Fast and Provable ADMM for Learning with Generative Priors
This addresses optimization challenges in tasks like compressive sensing and adversarial robustness for researchers and practitioners using generative priors, though it is incremental as it adapts ADMM to a specific constraint type.
The paper tackles the problem of minimizing convex functions with nonconvex constraints from neural network ranges, proposing a linearized ADMM algorithm that is faster and handles non-smooth objectives better than gradient descent, with rates proven under mild assumptions for feedforward architectures.

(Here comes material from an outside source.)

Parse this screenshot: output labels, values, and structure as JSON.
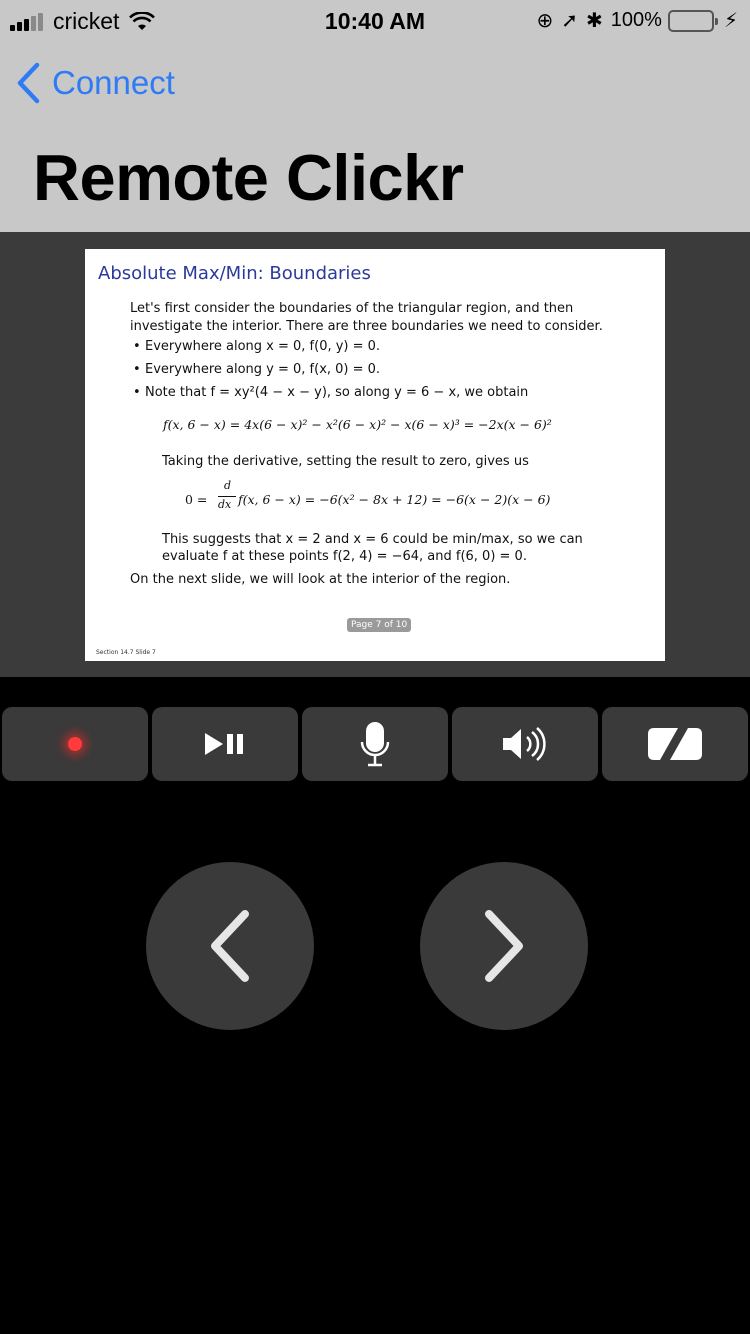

In this work, we propose a (linearized) Alternating Direction Method-of-Multipliers (ADMM) algorithm for minimizing a convex function subject to a nonconvex constraint. We focus on the special case where such constraint arises from the specification that a variable should lie in the range of a neural network. This is motivated by recent successful applications of Generative Adversarial Networks (GANs) in tasks like compressive sensing, denoising and robustness against adversarial examples. The derived rates for our algorithm are characterized in terms of certain geometric properties of the generator network, which we show hold for feedforward architectures, under mild assumptions. Unlike gradient descent (GD), it can efficiently handle non-smooth objectives as well as exploit efficient partial minimization procedures, thus being faster in many practical scenarios.